The Trawick Prize Jury

Selection Panel 

The 2024 competition will be juried by Jenn Figg, Tatiana Flores, and David Page.

Dr. Jenn Figg 
Professor of Art at Towson University

Jenn Figg is a Baltimore-based artist. She visualizes her research of scientific phenomena with conceptual site-specific installations and discrete objects that illuminate, bend, and transform light. These physical gestures are documents of scientific discovery and musings on the complex structures that form our known world, from the elaborate forms and mass of nanoparticles, to quantum mechanics, to the spirals of cyclonic storms. Her work has been included in exhibits at the Peale Museum (MD), the Smithsonian Arts and Industries Building, Arlington Arts Center, the Toledo Museum of Art (OH), The Print Center (PA), the Art House at the Jones Center (TX). She has several works in public collections nationally. Figg holds a Bachelor of Fine Arts from the Rhode Island School of Design, a Master of Fine Arts from the University of California, and a Ph.D. in Media, Art and Text from the Virginia Commonwealth University. She is a Professor of Art at Towson University.
 

Tatiana Flores 
Professor of Art at the University of Virginia

Tatiana Flores is a scholar of the visual culture of the hemispheric Americas, specializing in modern and contemporary Latin American, Caribbean and Latinx art. She is the author of the award-winning monograph Mexico’s Revolutionary Avant-Gardes: From Estridentismo to ¡30-30! (Yale University Press, 2013). Committed to public-facing work, she has been active as an independent curator for over two decades. A 2017-18 Getty Scholar, Flores received the 2016 Arts Writers book prize from the Andy Warhol Foundation and was the 2007-2008 Cisneros Visiting Scholar at the David Rockefeller Center for Latin American Studies at Harvard University. She previously served as president of the Association for the Study of the Arts of the Present (ASAP) and was chair of the editorial board of Art Journal. Flores is senior editor and founding editorial board member of ASAP/Journal.
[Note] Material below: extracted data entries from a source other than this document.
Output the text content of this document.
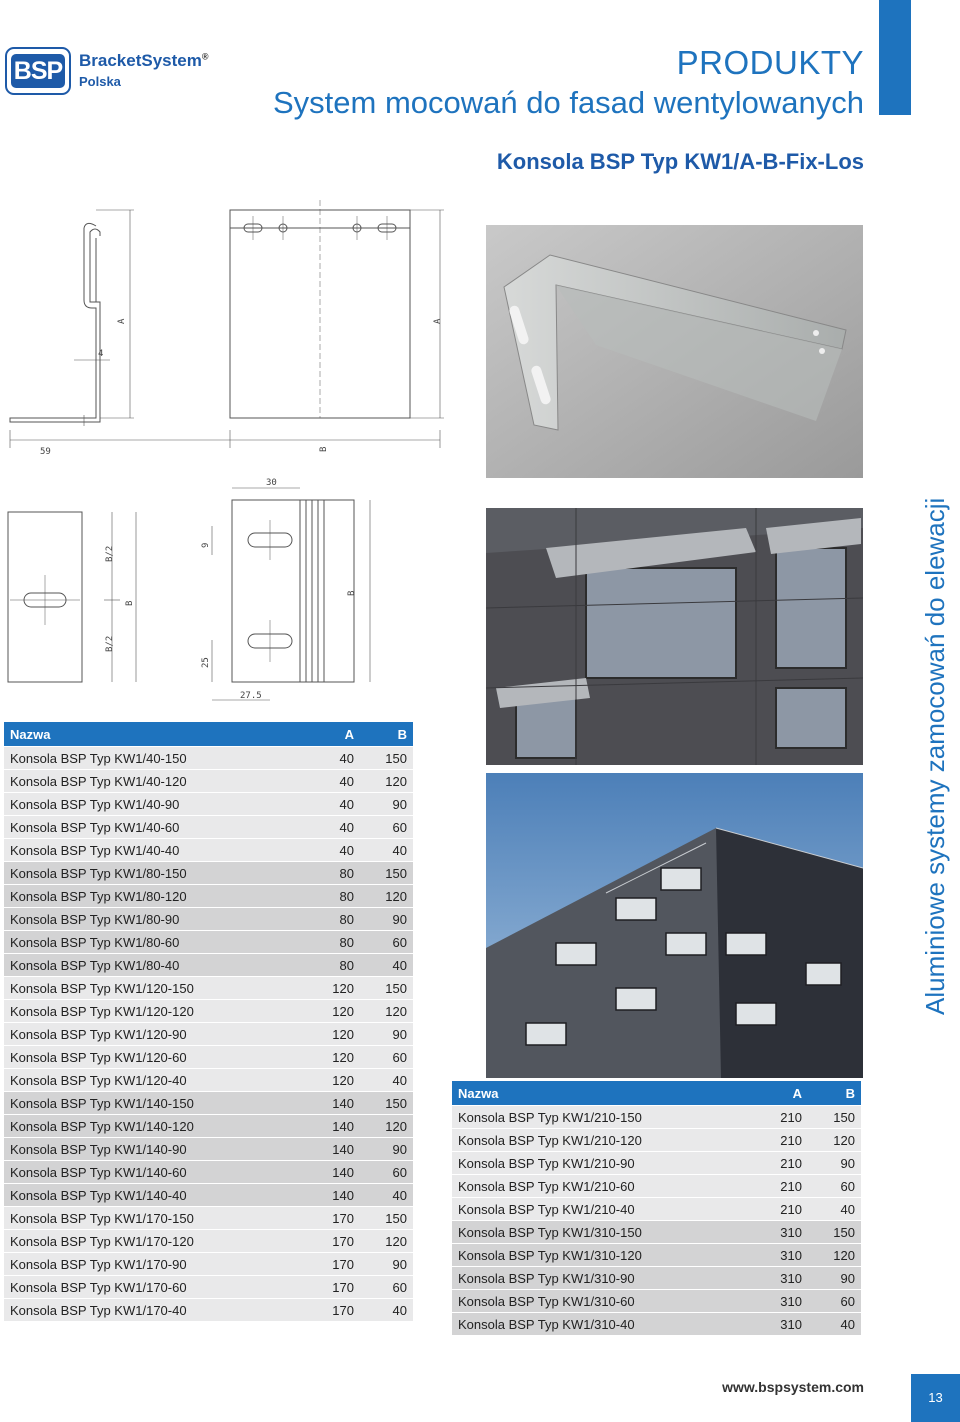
BSP BracketSystem®
Polska
PRODUKTY
System mocowań do fasad wentylowanych
Konsola BSP Typ KW1/A-B-Fix-Los
Aluminiowe systemy zamocowań do elewacji
13
A
4
59	B
A
B/2
B
B/2
30
9
25
27.5
B
Nazwa	A	B
Konsola BSP Typ KW1/40-150	40	150
Konsola BSP Typ KW1/40-120	40	120
Konsola BSP Typ KW1/40-90	40	90
Konsola BSP Typ KW1/40-60	40	60
Konsola BSP Typ KW1/40-40	40	40
Konsola BSP Typ KW1/80-150	80	150
Konsola BSP Typ KW1/80-120	80	120
Konsola BSP Typ KW1/80-90	80	90
Konsola BSP Typ KW1/80-60	80	60
Konsola BSP Typ KW1/80-40	80	40
Konsola BSP Typ KW1/120-150	120	150
Konsola BSP Typ KW1/120-120	120	120
Konsola BSP Typ KW1/120-90	120	90
Konsola BSP Typ KW1/120-60	120	60
Konsola BSP Typ KW1/120-40	120	40
Konsola BSP Typ KW1/140-150	140	150
Konsola BSP Typ KW1/140-120	140	120
Konsola BSP Typ KW1/140-90	140	90
Konsola BSP Typ KW1/140-60	140	60
Konsola BSP Typ KW1/140-40	140	40
Konsola BSP Typ KW1/170-150	170	150
Konsola BSP Typ KW1/170-120	170	120
Konsola BSP Typ KW1/170-90	170	90
Konsola BSP Typ KW1/170-60	170	60
Konsola BSP Typ KW1/170-40	170	40
Nazwa	A	B
Konsola BSP Typ KW1/210-150	210	150
Konsola BSP Typ KW1/210-120	210	120
Konsola BSP Typ KW1/210-90	210	90
Konsola BSP Typ KW1/210-60	210	60
Konsola BSP Typ KW1/210-40	210	40
Konsola BSP Typ KW1/310-150	310	150
Konsola BSP Typ KW1/310-120	310	120
Konsola BSP Typ KW1/310-90	310	90
Konsola BSP Typ KW1/310-60	310	60
Konsola BSP Typ KW1/310-40	310	40
www.bspsystem.com
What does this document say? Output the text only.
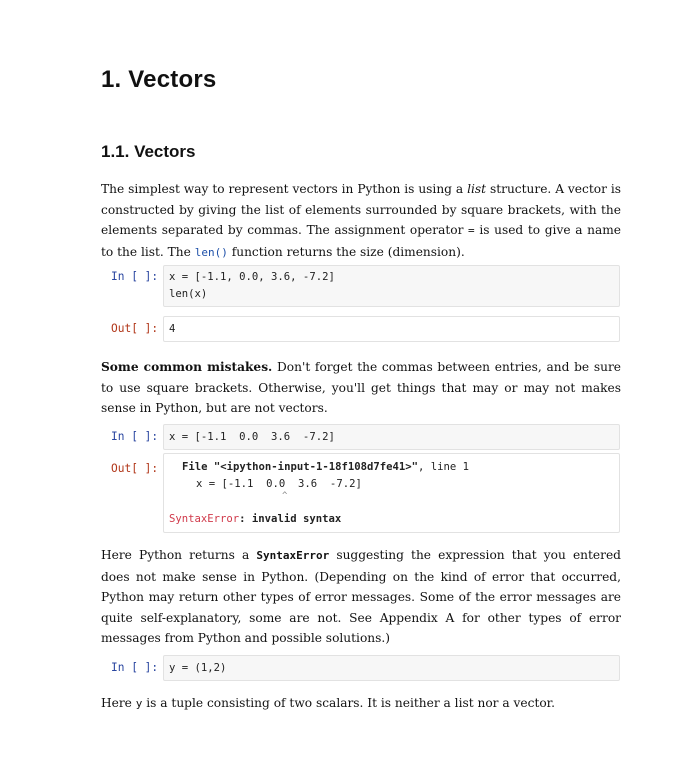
1. Vectors
1.1. Vectors
The simplest way to represent vectors in Python is using a list structure. A vector is constructed by giving the list of elements surrounded by square brackets, with the elements separated by commas. The assignment operator = is used to give a name to the list. The len() function returns the size (dimension).
In [ ]: x = [-1.1, 0.0, 3.6, -7.2]
len(x)
Out[ ]: 4
Some common mistakes. Don't forget the commas between entries, and be sure to use square brackets. Otherwise, you'll get things that may or may not makes sense in Python, but are not vectors.
In [ ]: x = [-1.1  0.0  3.6  -7.2]
Out[ ]: File "<ipython-input-1-18f108d7fe41>", line 1
x = [-1.1  0.0  3.6  -7.2]
^
SyntaxError: invalid syntax
Here Python returns a SyntaxError suggesting the expression that you entered does not make sense in Python. (Depending on the kind of error that occurred, Python may return other types of error messages. Some of the error messages are quite self-explanatory, some are not. See Appendix A for other types of error messages from Python and possible solutions.)
In [ ]: y = (1,2)
Here y is a tuple consisting of two scalars. It is neither a list nor a vector.
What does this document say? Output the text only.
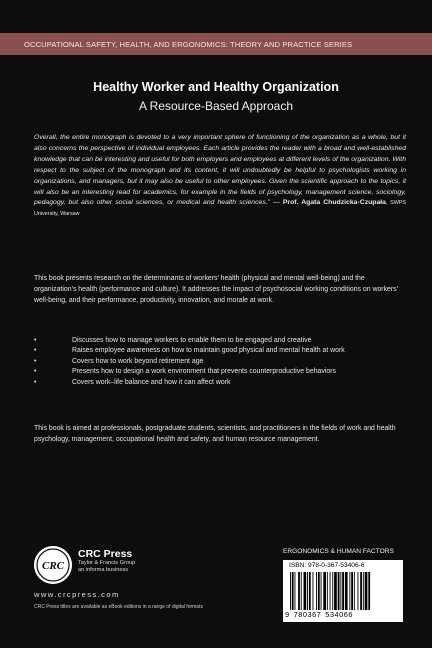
OCCUPATIONAL SAFETY, HEALTH, AND ERGONOMICS: THEORY AND PRACTICE SERIES
Healthy Worker and Healthy Organization
A Resource-Based Approach
Overall, the entire monograph is devoted to a very important sphere of functioning of the organization as a whole, but it also concerns the perspective of individual employees. Each article provides the reader with a broad and well-established knowledge that can be interesting and useful for both employers and employees at different levels of the organization. With respect to the subject of the monograph and its content, it will undoubtedly be helpful to psychologists working in organizations, and managers, but it may also be useful to other employees. Given the scientific approach to the topics, it will also be an interesting read for academics, for example in the fields of psychology, management science, sociology, pedagogy, but also other social sciences, or medical and health sciences.” — Prof. Agata Chudzicka-Czupała, SWPS University, Warsaw
This book presents research on the determinants of workers’ health (physical and mental well-being) and the organization’s health (performance and culture). It addresses the impact of psychosocial working conditions on workers’ well-being, and their performance, productivity, innovation, and morale at work.
•	Discusses how to manage workers to enable them to be engaged and creative
•	Raises employee awareness on how to maintain good physical and mental health at work
•	Covers how to work beyond retirement age
•	Presents how to design a work environment that prevents counterproductive behaviors
•	Covers work–life balance and how it can affect work
This book is aimed at professionals, postgraduate students, scientists, and practitioners in the fields of work and health psychology, management, occupational health and safety, and human resource management.
CRC
CRC Press
Taylor & Francis Group
an informa business
www.crcpress.com
CRC Press titles are available as eBook editions in a range of digital formats
ERGONOMICS & HUMAN FACTORS
ISBN: 978-0-367-53406-6
9 780367 534066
Her co-edited volume The Routledge Companion to Decolonizing Art History is forthcoming.
 

David Page 
Sculptor-in-Residence at American University

David Page is an artist who tries to explain intersecting notions around labor, power imbalances, threat, risk and everyday brutality. Born in Cape Town, South Africa, Page earned a National Diploma in Fine Arts from the Cape Tecnikon in 1986 and received a Master of Fine Arts from the University of Maryland, College Park in 2002. Solo shows include Security Theatre at the Creative Alliance (Baltimore), God and Lunchmeat at Old Dominion University and “Staan Nader, Staan Terug!” (come closer, get away!) at Stevenson University. He was awarded the Mary Sawyers Baker Prize for Visual Arts in 2019, received the Maryland State Arts Council’s Individual Artist Award in 1996, 2007, 2009, 2012, and 2014, won the Trawick Prize in 2004 and the University of Maryland’s Art for Peace Award in 2001, which included the commission of a small sculptural object which was presented to Nelson Mandela upon his visit to the university. Mr. Page teaches at the Corcoran School of the Arts and Design at George Washington University and the American University, where he is Sculptor in Residence.